22. He admits that he has not seen the gold ornaments belonging to accused. He admits that the contents of Exhibit D2 is in the handwriting of the accused. He admits that payment of Rs.50,000/- as is deposed by him in examination-in-chief is not found in Exhibit D2.

23. Taking note of the oral testimony of DW1 and DW2 coupled with the documentary evidence that is placed on record, Exhibit D2 is not the receipt for having repaid the entire loan amount.

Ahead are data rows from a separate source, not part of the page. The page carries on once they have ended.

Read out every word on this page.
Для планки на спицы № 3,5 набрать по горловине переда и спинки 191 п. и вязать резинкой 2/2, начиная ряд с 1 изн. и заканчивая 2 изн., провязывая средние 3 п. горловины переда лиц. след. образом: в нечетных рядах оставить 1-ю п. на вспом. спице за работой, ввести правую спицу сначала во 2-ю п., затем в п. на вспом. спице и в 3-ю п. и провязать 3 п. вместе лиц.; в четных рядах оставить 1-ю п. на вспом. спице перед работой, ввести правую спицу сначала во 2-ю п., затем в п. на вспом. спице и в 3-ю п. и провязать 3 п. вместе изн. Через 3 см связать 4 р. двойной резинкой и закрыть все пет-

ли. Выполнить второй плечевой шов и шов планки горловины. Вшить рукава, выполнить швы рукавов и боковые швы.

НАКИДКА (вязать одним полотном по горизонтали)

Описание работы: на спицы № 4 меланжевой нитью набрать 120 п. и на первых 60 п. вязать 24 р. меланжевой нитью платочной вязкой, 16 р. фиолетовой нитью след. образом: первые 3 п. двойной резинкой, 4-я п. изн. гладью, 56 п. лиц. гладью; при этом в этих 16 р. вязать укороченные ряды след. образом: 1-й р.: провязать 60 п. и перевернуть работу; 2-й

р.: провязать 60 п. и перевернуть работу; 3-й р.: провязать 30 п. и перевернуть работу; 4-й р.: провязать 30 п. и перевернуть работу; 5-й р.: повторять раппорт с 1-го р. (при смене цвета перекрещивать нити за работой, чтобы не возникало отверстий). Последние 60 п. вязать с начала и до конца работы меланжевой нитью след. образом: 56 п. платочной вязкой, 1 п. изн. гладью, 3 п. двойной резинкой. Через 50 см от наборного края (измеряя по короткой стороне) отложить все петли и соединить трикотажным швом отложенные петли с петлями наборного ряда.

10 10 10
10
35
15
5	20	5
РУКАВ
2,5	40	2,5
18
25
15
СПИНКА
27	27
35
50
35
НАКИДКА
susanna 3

24. On the contrary the contents of Exhibit D2 would go to show that the complainant would return the six cheques, gold ornaments and also withdraw the criminal case in CC No.204 of 2014.

25. Admittedly, when a plea of discharge is taken by the accused, it is for him to establish with cogent evidence on record.

26. No such material evidence is forthcoming on record except D2. Further, in the examination chief, accused has stated that last transaction with the complainant is in the year 2006. But in cross-examination he admits that he had borrowed sum of Rs.3,00,000/- in the year 2008.

27. The transaction which has allegedly taken place in 2006 is in a sum of Rs.1,00,000/-. If it is so, why would the accused admit that he had borrowed sum of Rs.3,00,000/- in the year 2008 is a question that remains unanswered.

28. Be it what it may, when the plea of discharge has been pleaded and it is not established by placing cogent and convincing evidence on record. The presumption available to the complainant under Section 139 of the Negotiable Instruments Act stood unrebutted.

29. Admittedly, Cheque is belonging to the accused and signature found therein is that of the accused. Therefore, learned Trial Magistrate was justified in convicting the accused for the offence punishable under Section 138 of the Negotiable Instruments Act.

30. Further, no action has been taken by the accused even after he received the summons and participated in the trial if the cheque has been misused as is contented by the accused.

31. Therefore, viewed from any angle this Court does not find any good grounds to interfere with the well reasoned judgment passed by both the Courts that too in the revisional jurisdiction.

32. Accordingly, following Order:

ORDER

          (i) Revision Petition is dismissed.

          (ii) Amount in deposit is ordered to be withdrawn by the legal representatives of complainant under due identification.

          (iii) Balance amount shall be paid on or before 02.04.2026 failing which, accused shall undergo imprisonment as ordered by the Trial Magistrate confirmed by the First Appellate Court.